The Morning Plum: No, Romney and Ryan don’t really want a `great debate’: Ever since Mitt Romney picked Paul Ryan, it’s been widely claimed that this ensures a “great debate” pitting two starkly different ideological visions…. [But] the GOP ticket doesn’t want a great debate at all. Their entire strategy is designed to obscure the true ideological differences between both sides…. Romney has refused to detail his positions on issue after issue…. If they did want a contest between two grand visions, they wouldn’t be shying away from discussing the true nature and implications of their own vision. Yet they are doing just that.
This explains why the Romney campaign has been campaigning so heavily on two falsehoods about Obama’s policies: That he gutted welfare reform’s work requirement and raided Medicare to pay for Obamacare.

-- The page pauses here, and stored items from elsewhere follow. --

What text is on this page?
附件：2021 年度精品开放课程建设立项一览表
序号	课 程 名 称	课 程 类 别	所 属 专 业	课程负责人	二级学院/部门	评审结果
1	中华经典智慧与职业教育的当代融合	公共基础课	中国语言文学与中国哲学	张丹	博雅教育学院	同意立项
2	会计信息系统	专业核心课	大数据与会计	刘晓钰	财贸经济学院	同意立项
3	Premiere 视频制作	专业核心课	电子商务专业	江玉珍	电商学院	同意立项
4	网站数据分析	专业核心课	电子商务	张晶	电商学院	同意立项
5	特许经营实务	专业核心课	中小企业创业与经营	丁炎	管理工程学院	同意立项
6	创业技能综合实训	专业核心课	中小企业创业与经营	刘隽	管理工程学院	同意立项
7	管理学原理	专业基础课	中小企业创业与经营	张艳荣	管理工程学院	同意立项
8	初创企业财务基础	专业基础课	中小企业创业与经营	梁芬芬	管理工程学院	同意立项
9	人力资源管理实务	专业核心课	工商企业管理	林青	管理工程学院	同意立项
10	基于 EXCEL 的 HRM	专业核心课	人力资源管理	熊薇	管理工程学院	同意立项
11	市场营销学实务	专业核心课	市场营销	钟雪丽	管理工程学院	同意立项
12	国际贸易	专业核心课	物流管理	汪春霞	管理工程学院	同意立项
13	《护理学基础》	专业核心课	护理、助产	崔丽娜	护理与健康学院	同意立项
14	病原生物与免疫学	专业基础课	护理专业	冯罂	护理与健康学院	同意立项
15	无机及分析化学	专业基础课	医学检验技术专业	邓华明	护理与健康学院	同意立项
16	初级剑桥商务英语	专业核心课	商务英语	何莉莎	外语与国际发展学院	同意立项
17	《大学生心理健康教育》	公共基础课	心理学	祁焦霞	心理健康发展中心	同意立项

The former claim is a distraction; the latter is about muddying the two sides’ actual differences…. The muddying is necessary because the actual Ryan vision for Medicare’s future is deeply unpopular. Same on taxes: Romney won’t detail how he’d pay for his deep tax cuts — which would disproportionately benefit the rich — because paying for them with middle class tax hikes would be politically unacceptable….
This… explains what Ezra Klein has called the “policy gap” between the campaigns, in which only one side is proposing actual policies…. The GOP candidates vaguely promise… without saying with what — because admitting they’d replace them with nothing would be politically unthinkable.
Romney wants to repeal the unpopular Obamacare, and promises he’d do something for some people with preexisting conditions — because replacing it with nothing would be even more unpopular. Romney says he’d get rid of Wall Street reform, and vows to replace it with unspecified “common sense” regulations — because replacing reform with nothing is also a political nonstarter. Romney says he’d cut whole agencies to make government more efficient and cost-effective, but won’t say which ones; and Ryan won’t explain in meaningful detail how he’d achieve the draconian spending cuts necessary to make his numbers work — because when the talk turns to specifics, suddenly cutting government is politically very difficult indeed, and gutting social programs would be very unpopular. Romney and Ryan won’t say how they’d pay for their tax cuts — because they must be paid for by hiking the middle class’s tax burden or exploding the deficit, neither of which is politically palatable….
Two more must-reads relating to the above. Steve Benen has been doing a nice job arguing that Romney’s historic levels of mendacity pose a serious test for the political system, and here’s another good post on this today. Meanwhile, Dana Milbank has some good campaign trail reporting illustrating the Romney campaign’s studious lack of specificity. This quote from Romney is priceless: “I want to make sure that we get Obamacare out of the way and replace it with something which will help encourage job growth in this country.” As Milbank rejoins: “Replace it with ... something?”